GBSC

Graph Based Sequence Clustering is a method for identifying and clustering short tandem repeats (STRs) by repetitive patterns. It first scans all database sequences to identify STRs and determine their graph representations. Then, it groups sequences having identical graph representations. Additionally, it can search for sequences having the same graph representation. Therefore, the method can work in the following modes: identify, cluster, and search.

Installation

First, you need to download GBSC source code. The official version you can download from method’s GitHub release page. Then extract the archive what you can do using the following command:

tar zxvf gbsc-1.0.0.tar.gz

Before you compile the project, you need to resolve build dependencies.

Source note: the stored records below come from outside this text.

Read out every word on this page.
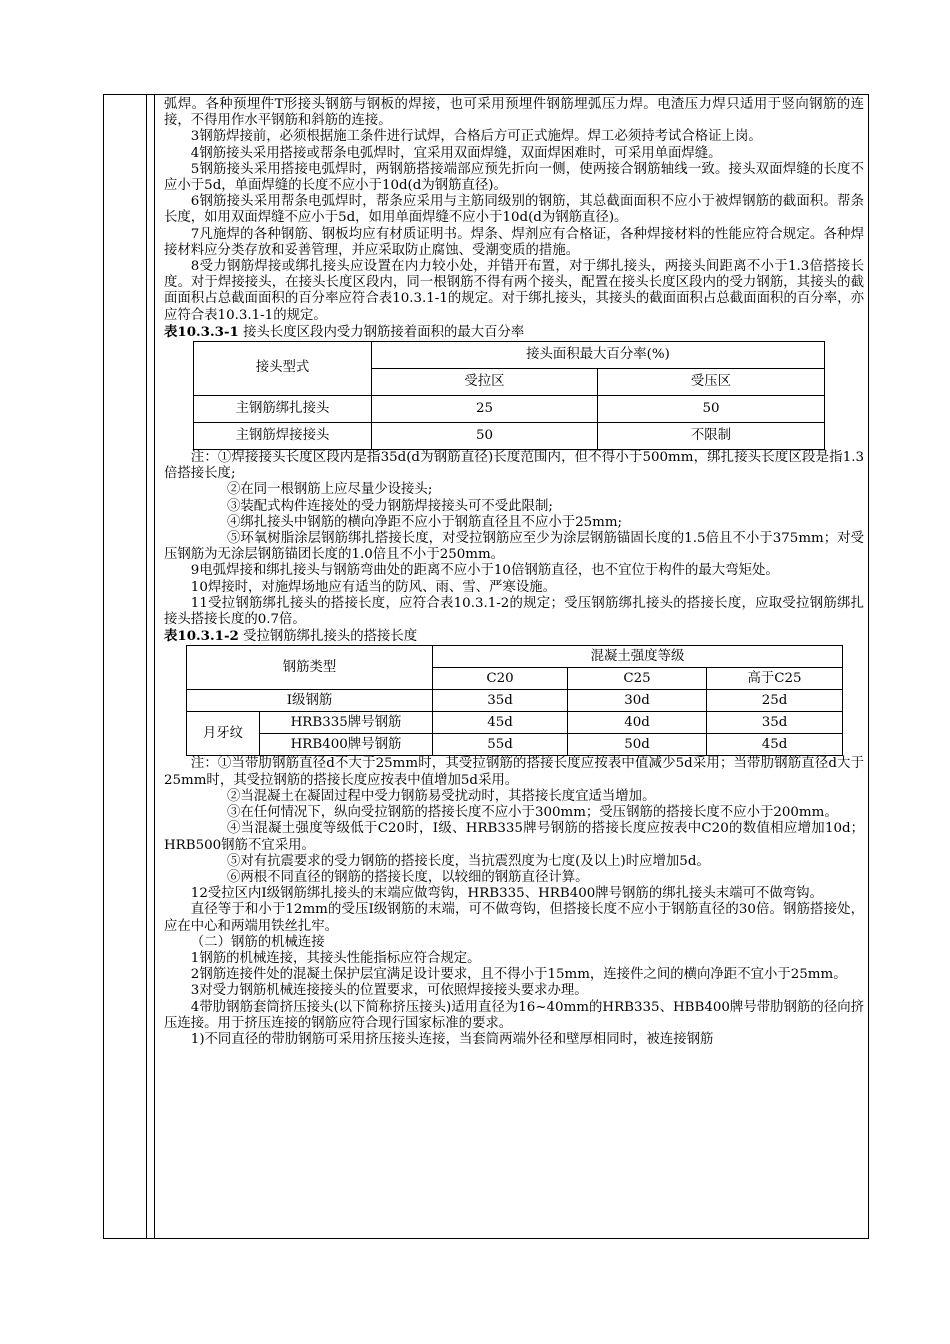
弧焊。各种预埋件T形接头钢筋与钢板的焊接，也可采用预埋件钢筋埋弧压力焊。电渣压力焊只适用于竖向钢筋的连接，不得用作水平钢筋和斜筋的连接。

3钢筋焊接前，必须根据施工条件进行试焊，合格后方可正式施焊。焊工必须持考试合格证上岗。

4钢筋接头采用搭接或帮条电弧焊时，宜采用双面焊缝，双面焊困难时，可采用单面焊缝。

5钢筋接头采用搭接电弧焊时，两钢筋搭接端部应预先折向一侧，使两接合钢筋轴线一致。接头双面焊缝的长度不应小于5d，单面焊缝的长度不应小于10d(d为钢筋直径)。

6钢筋接头采用帮条电弧焊时，帮条应采用与主筋同级别的钢筋，其总截面面积不应小于被焊钢筋的截面积。帮条长度，如用双面焊缝不应小于5d，如用单面焊缝不应小于10d(d为钢筋直径)。

7凡施焊的各种钢筋、钢板均应有材质证明书。焊条、焊剂应有合格证，各种焊接材料的性能应符合规定。各种焊接材料应分类存放和妥善管理，并应采取防止腐蚀、受潮变质的措施。

8受力钢筋焊接或绑扎接头应设置在内力较小处，并错开布置，对于绑扎接头，两接头间距离不小于1.3倍搭接长度。对于焊接接头，在接头长度区段内，同一根钢筋不得有两个接头，配置在接头长度区段内的受力钢筋，其接头的截面面积占总截面面积的百分率应符合表10.3.1-1的规定。对于绑扎接头，其接头的截面面积占总截面面积的百分率，亦应符合表10.3.1-1的规定。

表10.3.3-1 接头长度区段内受力钢筋接着面积的最大百分率

接头型式	接头面积最大百分率(%)	
	受拉区	受压区
主钢筋绑扎接头	25	50
主钢筋焊接接头	50	不限制

注：①焊接接头长度区段内是指35d(d为钢筋直径)长度范围内，但不得小于500mm，绑扎接头长度区段是指1.3倍搭接长度;

②在同一根钢筋上应尽量少设接头;

③装配式构件连接处的受力钢筋焊接接头可不受此限制;

④绑扎接头中钢筋的横向净距不应小于钢筋直径且不应小于25mm;

⑤环氧树脂涂层钢筋绑扎搭接长度，对受拉钢筋应至少为涂层钢筋锚固长度的1.5倍且不小于375mm；对受压钢筋为无涂层钢筋锚团长度的1.0倍且不小于250mm。

9电弧焊接和绑扎接头与钢筋弯曲处的距离不应小于10倍钢筋直径，也不宜位于构件的最大弯矩处。

10焊接时，对施焊场地应有适当的防风、雨、雪、严寒设施。

11受拉钢筋绑扎接头的搭接长度，应符合表10.3.1-2的规定；受压钢筋绑扎接头的搭接长度，应取受拉钢筋绑扎接头搭接长度的0.7倍。

表10.3.1-2 受拉钢筋绑扎接头的搭接长度

钢筋类型		混凝土强度等级		
		C20	C25	高于C25
Ⅰ级钢筋		35d	30d	25d
月牙纹	HRB335牌号钢筋	45d	40d	35d
	HRB400牌号钢筋	55d	50d	45d

注：①当带肋钢筋直径d不大于25mm时，其受拉钢筋的搭接长度应按表中值减少5d采用；当带肋钢筋直径d大于25mm时，其受拉钢筋的搭接长度应按表中值增加5d采用。

②当混凝土在凝固过程中受力钢筋易受扰动时，其搭接长度宜适当增加。

③在任何情况下，纵向受拉钢筋的搭接长度不应小于300mm；受压钢筋的搭接长度不应小于200mm。

④当混凝土强度等级低于C20时，Ⅰ级、HRB335牌号钢筋的搭接长度应按表中C20的数值相应增加10d；HRB500钢筋不宜采用。

⑤对有抗震要求的受力钢筋的搭接长度，当抗震烈度为七度(及以上)时应增加5d。

⑥两根不同直径的钢筋的搭接长度，以较细的钢筋直径计算。

12受拉区内Ⅰ级钢筋绑扎接头的末端应做弯钩，HRB335、HRB400牌号钢筋的绑扎接头末端可不做弯钩。

直径等于和小于12mm的受压Ⅰ级钢筋的末端，可不做弯钩，但搭接长度不应小于钢筋直径的30倍。钢筋搭接处，应在中心和两端用铁丝扎牢。

（二）钢筋的机械连接

1钢筋的机械连接，其接头性能指标应符合规定。

2钢筋连接件处的混凝土保护层宜满足设计要求，且不得小于15mm，连接件之间的横向净距不宜小于25mm。

3对受力钢筋机械连接接头的位置要求，可依照焊接接头要求办理。

4带肋钢筋套筒挤压接头(以下简称挤压接头)适用直径为16~40mm的HRB335、HBB400牌号带肋钢筋的径向挤压连接。用于挤压连接的钢筋应符合现行国家标准的要求。

1)不同直径的带肋钢筋可采用挤压接头连接，当套筒两端外径和壁厚相同时，被连接钢筋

You can do it using the following command:

sudo apt install g++ make

Enter the directory using:

cd gbsc-1.0.0

Then configure and build the software by executing the following commands:

./configure
make

If you wish to install the method in your operating system, then do it using command:

make install

Usage

To identify STRs in fasta database, use the following syntax:

gbsc identify -i [fasta_db]

The syntax for clustering is:

gbsc cluster -i [fasta_db] --clusters-dir [output_dir]

It is also possible to search for similar STRs in a database using the following syntax:

gbsc search -i [fasta_db] --query-file [fasta_query]

For more help use either:

gbsc help

or:

gbsc [command] --help

Where possible commands are: identify, cluster, and search.